モペゾム・ド・思考

抽象性、無意味、無駄、

顔がいい女の、形のいいマンコ

 その昔、絶望は自らの生存に向けられていた。今や、それは才能であったり、個性であったりする。腑抜けた時代だ。なぜ我々は死を昇華せねばならなかったのか。自身の理想を高く掲げたいがために、命の価値を繰り上げる毎に、死もまた自ずと繰り上がる。「好きなことしてなきゃ死んでんのと同じ……」「生きててもしょうがないだろ……」そう思えることの尊さを、既に忘れてしまっていた。

 他人の人生観に口を挟むつもりはない。ただ一般に死を恐れ、生に縋る人間の、何を否定しようとも思わない。漫然と、それがあるだけの社会は豊かであると思っている。尊さだとか豊かさだとか、幸福だとか、そういう舌触りのいい言葉も、人生を語るうえでは欠かせないことだと思うし、絶望もまた深みをもたらす材料に他ならない。時に通説を曲げ、斜に構えた死生観を語るのも悪くないだろう。それも含め多様性だと言うのにも、一切の疑義をもたず接することが出来る。ただ一点、ことわるべきことがあるとするなら、それは、命は死を待つものであるという事実と、それにはなんの意味もないという事実を、いつか知らねばならないということだ。

 自殺について人は考える。大抵は罪であるが、詩と哲学において、そう悪くは喩えられていない。無意識な生誕だからこそ、無意識に死するべきか、或いは自分の意思をもって、その生涯にけりを付けるべきか。人間として、生命として、抜本的にどちらが正しい死に方、或いは、生き方なのかは、ひととせの後でさえ、誰にも分からないことなのだ。

 ただ多くは、そんなことを考える暇もなく、自らに与えられた時間を全うする。そして多くは、生命の賛歌に包まれながら死んでいる。言うように、そこに意思がなかったかというと、決してそんなことはない。死ぬ瞬間だけそのことを考えればいいと言うのは、立派な倫理じゃなかろうか。その囁きこそ、彼が黄道を一周するうちにたどり着いた結論であるというのは、彼の死相を見るよりも明らかであろう。そんなあなたに、「あなたは生命の矛盾に気づけたか?」などと問いかけてみたいものだ。

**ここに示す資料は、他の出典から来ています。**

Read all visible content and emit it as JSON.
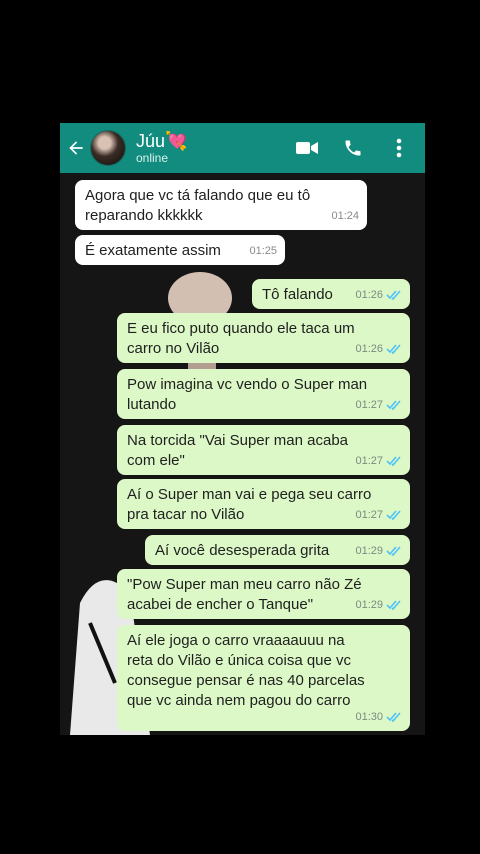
{
  "header": {
    "contact_name": "Júu💘",
    "status": "online",
    "colors": {
      "bar": "#128c7e"
    }
  },
  "icons": {
    "back": "arrow-left-icon",
    "video": "video-camera-icon",
    "call": "phone-icon",
    "menu": "more-vertical-icon"
  },
  "messages": [
    {
      "dir": "in",
      "text": "Agora que vc tá falando que eu tô\nreparando kkkkkk",
      "time": "01:24"
    },
    {
      "dir": "in",
      "text": "É exatamente assim",
      "time": "01:25"
    },
    {
      "dir": "out",
      "text": "Tô falando",
      "time": "01:26",
      "read": true
    },
    {
      "dir": "out",
      "text": "E eu fico puto quando ele taca um\ncarro no Vilão",
      "time": "01:26",
      "read": true
    },
    {
      "dir": "out",
      "text": "Pow imagina vc vendo o Super man\nlutando",
      "time": "01:27",
      "read": true
    },
    {
      "dir": "out",
      "text": "Na torcida \"Vai Super man acaba\ncom ele\"",
      "time": "01:27",
      "read": true
    },
    {
      "dir": "out",
      "text": "Aí o Super man vai e pega seu carro\npra tacar no Vilão",
      "time": "01:27",
      "read": true
    },
    {
      "dir": "out",
      "text": "Aí você desesperada grita",
      "time": "01:29",
      "read": true
    },
    {
      "dir": "out",
      "text": "\"Pow Super man meu carro não Zé\nacabei de encher o Tanque\"",
      "time": "01:29",
      "read": true
    },
    {
      "dir": "out",
      "text": "Aí ele joga o carro vraaaauuu na\nreta do Vilão e única coisa que vc\nconsegue pensar é nas 40 parcelas\nque vc ainda nem pagou do carro",
      "time": "01:30",
      "read": true
    }
  ],
  "colors": {
    "incoming": "#ffffff",
    "outgoing": "#dcf8c6",
    "read_ticks": "#4fc3f7"
  }
}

生と死は直感的にアントニムなのに、よくよく性質を見ればシノニムであることに気づく。解さずとも、そうしたアンビバレントには早いうちに気づく。不都合や不合理はあまねくしてある。

なんというか、余人は既に解を得ているのだろうか?街をゆく人間は、戸棚を整理している指は、指示書を見ている目は。彼らの動静が描いた軌跡の上に、そういう死生観が滑っているのを見たことがない。

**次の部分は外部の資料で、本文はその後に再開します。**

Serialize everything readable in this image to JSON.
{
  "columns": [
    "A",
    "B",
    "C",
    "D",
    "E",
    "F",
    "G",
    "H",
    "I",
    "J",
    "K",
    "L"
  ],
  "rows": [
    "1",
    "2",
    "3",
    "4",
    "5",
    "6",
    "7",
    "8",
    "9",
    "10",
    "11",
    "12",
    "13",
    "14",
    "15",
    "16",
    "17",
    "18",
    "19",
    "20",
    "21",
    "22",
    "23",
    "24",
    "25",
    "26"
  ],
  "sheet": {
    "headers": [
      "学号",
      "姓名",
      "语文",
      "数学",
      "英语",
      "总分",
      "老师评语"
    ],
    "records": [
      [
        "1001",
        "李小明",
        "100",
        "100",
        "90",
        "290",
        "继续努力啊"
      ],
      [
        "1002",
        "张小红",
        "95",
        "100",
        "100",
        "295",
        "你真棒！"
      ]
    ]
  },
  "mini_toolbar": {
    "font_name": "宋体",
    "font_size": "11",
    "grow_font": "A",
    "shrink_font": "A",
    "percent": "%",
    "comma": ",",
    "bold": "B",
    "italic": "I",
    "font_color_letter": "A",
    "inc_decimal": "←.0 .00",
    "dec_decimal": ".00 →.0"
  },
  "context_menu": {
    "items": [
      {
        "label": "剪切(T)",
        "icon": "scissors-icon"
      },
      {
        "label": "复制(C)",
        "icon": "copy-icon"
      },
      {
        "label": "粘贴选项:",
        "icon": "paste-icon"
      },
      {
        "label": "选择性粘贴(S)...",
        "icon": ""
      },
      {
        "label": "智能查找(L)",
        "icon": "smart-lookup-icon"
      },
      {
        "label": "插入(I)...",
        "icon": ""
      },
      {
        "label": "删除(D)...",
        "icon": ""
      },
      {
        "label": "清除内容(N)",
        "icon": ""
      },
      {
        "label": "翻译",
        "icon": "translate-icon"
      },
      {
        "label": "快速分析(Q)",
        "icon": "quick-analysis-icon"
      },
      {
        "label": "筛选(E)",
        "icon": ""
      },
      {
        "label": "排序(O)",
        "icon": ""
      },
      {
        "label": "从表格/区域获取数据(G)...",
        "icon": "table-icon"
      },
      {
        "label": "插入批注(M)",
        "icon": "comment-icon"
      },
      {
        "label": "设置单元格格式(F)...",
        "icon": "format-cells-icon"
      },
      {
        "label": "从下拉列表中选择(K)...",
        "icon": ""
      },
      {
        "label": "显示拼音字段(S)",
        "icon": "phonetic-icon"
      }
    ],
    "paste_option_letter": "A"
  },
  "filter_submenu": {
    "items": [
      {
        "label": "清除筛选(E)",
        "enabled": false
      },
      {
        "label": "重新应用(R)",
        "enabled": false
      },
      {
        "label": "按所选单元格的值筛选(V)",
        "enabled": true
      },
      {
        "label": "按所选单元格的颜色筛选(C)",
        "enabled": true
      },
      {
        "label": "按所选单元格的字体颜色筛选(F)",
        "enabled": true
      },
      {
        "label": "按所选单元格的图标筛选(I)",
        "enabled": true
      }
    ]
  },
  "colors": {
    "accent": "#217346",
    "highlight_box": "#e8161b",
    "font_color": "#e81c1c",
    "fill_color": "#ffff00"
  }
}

最近は生きることにぼんやりとしてきたので、生きるのも死ぬのもそう変わりないような気がする。これは重要事ではなくなったという感覚に近しい。また、普遍的な解に辿り着いた状態であると言ってもいい。或いは諦めとさえ言えるのであれば、その絶後を俺に教えてくれ。

俺は今、死んでもいないし生きてもいない。というかこの世界のどこにも、生や死などといったものは存在しない。それは、遠い海の戦争や、井戸底の明滅や、昨晩の八丁目や、図書館横の産婦人科にもない。しかし、ずっとあるような気がする。ずっとあれかしと願っている。そういう知覚以前の感覚において得られる記憶。言語の生まれる以前の野生部。非存在そのもの。

もう死にたいとは思わない。だが、死そのものはあって欲しいと思う。そうでなくては説明できない現象や、実在する感情を仮定するために、それがあって欲しいと思う。そうした営みの発露こそが生きるということであり、死んだということなのだと思う。

この考えが、十余年携えた思考の発展なのか退行なのかは、もはや今の俺の知るところではないと思う。

しかし、存在しないがあって欲しいと思うものってあれだな。